Si conseguían forzar al enemigo a dejar de disparar temporalmente y ponerse a cubierto por la presión, habrían tenido éxito.
Sin embargo, los artilleros de la ametralladora pesada de la camioneta no esperaban que a unos cuatrocientos metros al oeste, un rifle de francotirador SVD de fabricación soviética ya les había apuntado silenciosamente.
Pum—
Reina Julia no dudó en apretar el gatillo.
En la mira, el último artillero de la camioneta esparció una neblina de sangre cuando una bala de francotirador 7N1 le perforó el cráneo, cobrándose su vida al instante.
El otro artillero de la camioneta, al ver esto, giró inmediatamente su Ametralladora Pesada Desheka hacia la posición de la Reina Julia y empezó a disparar a lo loco.

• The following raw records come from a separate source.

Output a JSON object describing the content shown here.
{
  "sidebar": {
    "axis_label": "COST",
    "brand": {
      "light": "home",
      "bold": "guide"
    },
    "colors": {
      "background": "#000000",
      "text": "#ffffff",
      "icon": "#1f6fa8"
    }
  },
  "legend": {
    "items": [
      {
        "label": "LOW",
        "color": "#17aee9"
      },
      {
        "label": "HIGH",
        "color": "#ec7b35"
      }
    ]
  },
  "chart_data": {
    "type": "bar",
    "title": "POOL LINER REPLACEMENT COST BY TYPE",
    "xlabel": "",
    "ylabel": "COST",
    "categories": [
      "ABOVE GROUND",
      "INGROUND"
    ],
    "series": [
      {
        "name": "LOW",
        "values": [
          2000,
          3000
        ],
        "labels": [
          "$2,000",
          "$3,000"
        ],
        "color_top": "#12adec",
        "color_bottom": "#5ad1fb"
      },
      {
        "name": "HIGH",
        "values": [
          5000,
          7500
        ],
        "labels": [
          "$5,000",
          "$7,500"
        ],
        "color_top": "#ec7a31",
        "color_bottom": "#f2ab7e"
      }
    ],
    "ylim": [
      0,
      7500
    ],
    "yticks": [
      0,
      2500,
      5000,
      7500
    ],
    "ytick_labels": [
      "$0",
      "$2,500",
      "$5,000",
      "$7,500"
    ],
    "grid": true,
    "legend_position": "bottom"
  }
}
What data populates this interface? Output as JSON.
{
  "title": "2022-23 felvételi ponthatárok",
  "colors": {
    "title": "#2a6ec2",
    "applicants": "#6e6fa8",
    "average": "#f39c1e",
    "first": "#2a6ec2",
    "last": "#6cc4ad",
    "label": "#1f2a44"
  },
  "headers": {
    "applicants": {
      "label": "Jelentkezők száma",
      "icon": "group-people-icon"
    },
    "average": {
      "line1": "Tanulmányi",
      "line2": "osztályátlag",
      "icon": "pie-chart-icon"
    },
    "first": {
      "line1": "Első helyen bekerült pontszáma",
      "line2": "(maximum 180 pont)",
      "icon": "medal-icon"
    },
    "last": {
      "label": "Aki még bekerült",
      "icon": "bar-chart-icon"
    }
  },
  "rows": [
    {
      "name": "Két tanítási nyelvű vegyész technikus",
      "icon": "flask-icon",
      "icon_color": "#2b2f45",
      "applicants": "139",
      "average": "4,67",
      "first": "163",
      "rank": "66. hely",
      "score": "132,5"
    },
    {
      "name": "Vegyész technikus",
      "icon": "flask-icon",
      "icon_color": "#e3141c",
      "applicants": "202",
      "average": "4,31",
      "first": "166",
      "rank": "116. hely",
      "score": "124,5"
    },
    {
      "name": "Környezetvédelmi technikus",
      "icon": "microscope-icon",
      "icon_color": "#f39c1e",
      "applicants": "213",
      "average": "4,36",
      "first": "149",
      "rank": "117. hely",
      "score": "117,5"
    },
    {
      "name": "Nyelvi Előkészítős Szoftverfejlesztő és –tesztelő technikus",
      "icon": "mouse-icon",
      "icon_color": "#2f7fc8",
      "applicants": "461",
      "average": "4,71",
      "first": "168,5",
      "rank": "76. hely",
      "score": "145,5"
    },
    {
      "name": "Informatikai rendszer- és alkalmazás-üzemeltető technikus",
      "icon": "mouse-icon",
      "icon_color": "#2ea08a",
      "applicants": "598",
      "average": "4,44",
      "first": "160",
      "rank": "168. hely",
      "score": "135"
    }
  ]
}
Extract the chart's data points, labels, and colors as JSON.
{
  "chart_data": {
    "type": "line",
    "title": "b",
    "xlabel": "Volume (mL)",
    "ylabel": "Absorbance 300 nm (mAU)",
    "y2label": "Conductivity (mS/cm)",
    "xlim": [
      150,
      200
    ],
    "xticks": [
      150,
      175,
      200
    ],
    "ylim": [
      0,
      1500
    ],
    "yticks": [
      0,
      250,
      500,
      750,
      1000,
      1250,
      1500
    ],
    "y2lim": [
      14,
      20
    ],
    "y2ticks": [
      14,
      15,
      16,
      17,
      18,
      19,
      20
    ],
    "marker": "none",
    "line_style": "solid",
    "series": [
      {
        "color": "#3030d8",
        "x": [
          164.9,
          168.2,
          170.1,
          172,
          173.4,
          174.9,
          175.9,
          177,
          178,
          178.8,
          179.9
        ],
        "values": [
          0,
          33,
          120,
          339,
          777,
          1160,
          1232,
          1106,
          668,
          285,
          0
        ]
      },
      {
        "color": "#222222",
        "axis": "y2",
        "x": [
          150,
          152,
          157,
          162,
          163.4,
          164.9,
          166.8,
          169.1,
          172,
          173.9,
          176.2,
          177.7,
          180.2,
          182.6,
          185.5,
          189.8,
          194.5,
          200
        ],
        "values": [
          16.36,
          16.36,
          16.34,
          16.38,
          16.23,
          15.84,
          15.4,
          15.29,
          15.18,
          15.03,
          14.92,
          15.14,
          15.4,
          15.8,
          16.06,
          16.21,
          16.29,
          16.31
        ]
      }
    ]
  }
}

La ametralladora, también un producto de fabricación soviética, era tan potente como la M2HB.
Pero sin gafas de visión nocturna en la oscuridad de la noche y a una distancia media de más de 400 metros, a esos disparos a ciegas no se los podía llamar precisos.
Todas las balas impactaron en el blando montículo de tierra a más de diez metros de la Reina, lanzando trozos de tierra a uno o dos metros en el aire; era aterrador, pero en absoluto amenazante.
Reina Julia yacía en el terraplén, firme como un perro viejo.
La retícula en la mira del SVD danzaba sobre el torso del artillero de la ametralladora pesada de la camioneta, sin perderlo de vista en ningún momento.
Tras un breve control de su respiración, centró su pecho en la mira, y el gatillo, ya preparado, fue apretado suavemente.
Pum—
Una bala con núcleo de acero y una velocidad inicial de 830 metros por segundo salió silbando del cañón.
En menos de un segundo, aquel desafortunado artillero desapareció de la mira, para no volver a levantarse jamás.
Reina Julia levantó ligeramente la cabeza para observar el convoy que se alejaba, y pulsó el botón de comunicación para decir en voz baja: —Ángel, van en tu dirección.